Effects on extinction learning. Ideally, we “unlearn” anxiety triggers when there’s nothing left to fear and our environment is safe. In cases of chronic, cyclical stress, this is a challenge. Studies on both rodents and humans indicate that CBD facilitates the extinction learning process, enabling us to let go of anxiety triggers more readily.
As we’ve seen, constant stress is an unfortunate fact of modern life. It impacts mental and physical health in so many ways that a multi-pronged, holistic approach may be most effective for managing anxiety.
Even medical doctors have begun recommending that patients supplement traditional treatment approaches, like talk therapy and prescription medication, with lifestyle practices like yoga, meditation, and other relaxation techniques.
If you choose to supplement with CBD, it’ll work best as part of a comprehensive plan.
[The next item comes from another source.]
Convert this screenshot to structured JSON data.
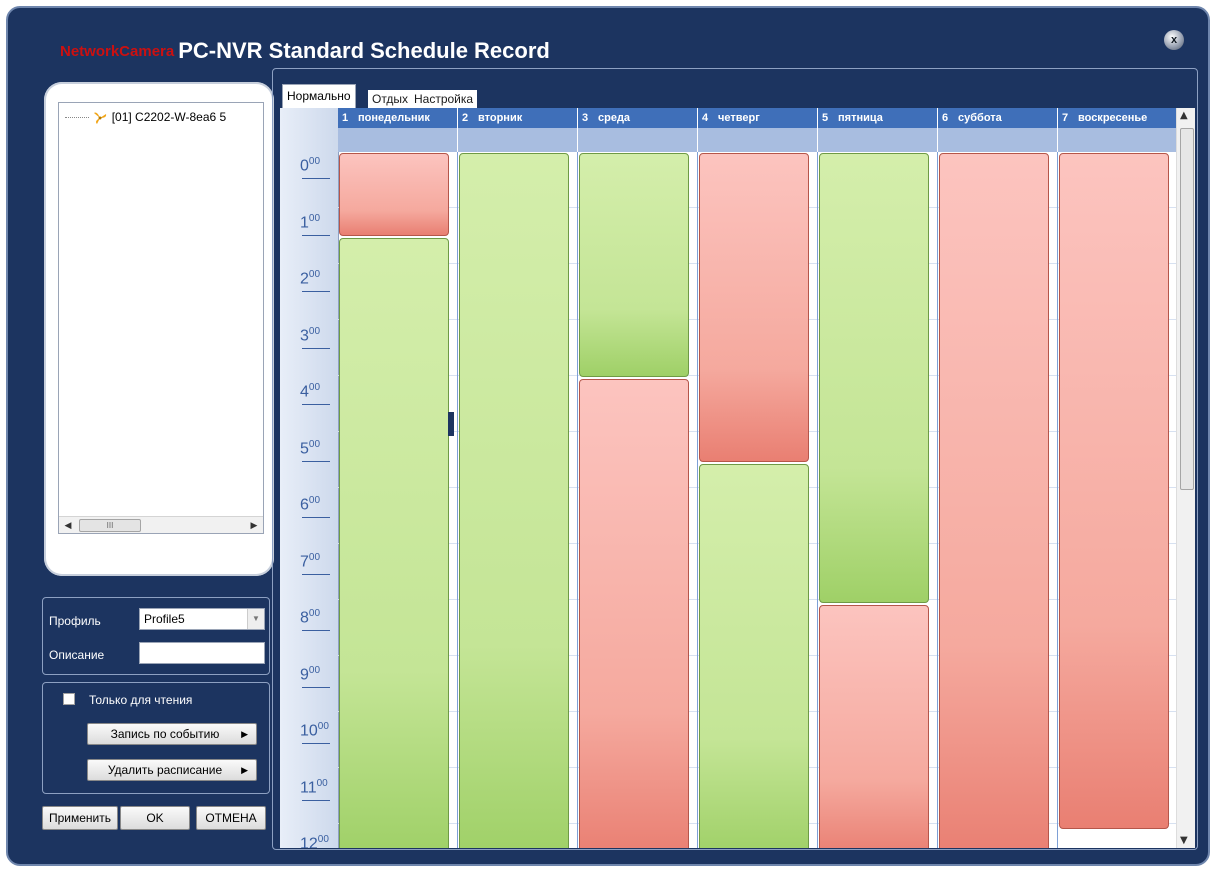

Consult with your doctor before beginning any new regimen, especially if you’re already taking prescription drugs for anxiety or depression – like grapefruit, CBD can interfere with your body’s ability to metabolize drugs properly.
Once you get the all-clear from your doctor, you’ll want to select the method of taking CBD that’s right for you. Oils and tonics don’t act immediately, but the relief they provide lasts a long time. Swish CBD oil in your mouth instead of swallowing it for better absorption. For a quicker effect in moments of crisis, try a CBD vape pen – made with ceramic components, and free of propylene glycol. And always choose products from reputable companies that are transparent about their sourcing, ingredients, testing, and manufacturing process.
If you’ve been dealing with chronic stress and anxiety for long enough, it will take time to reverse the damage. A behavioral approach can go a long way towards creating new mental habits, but you might get there faster if you allow your brain to rebuild and relearn on a deeper level. CBD may have a significant positive impact on this process, helping you to feel better sooner.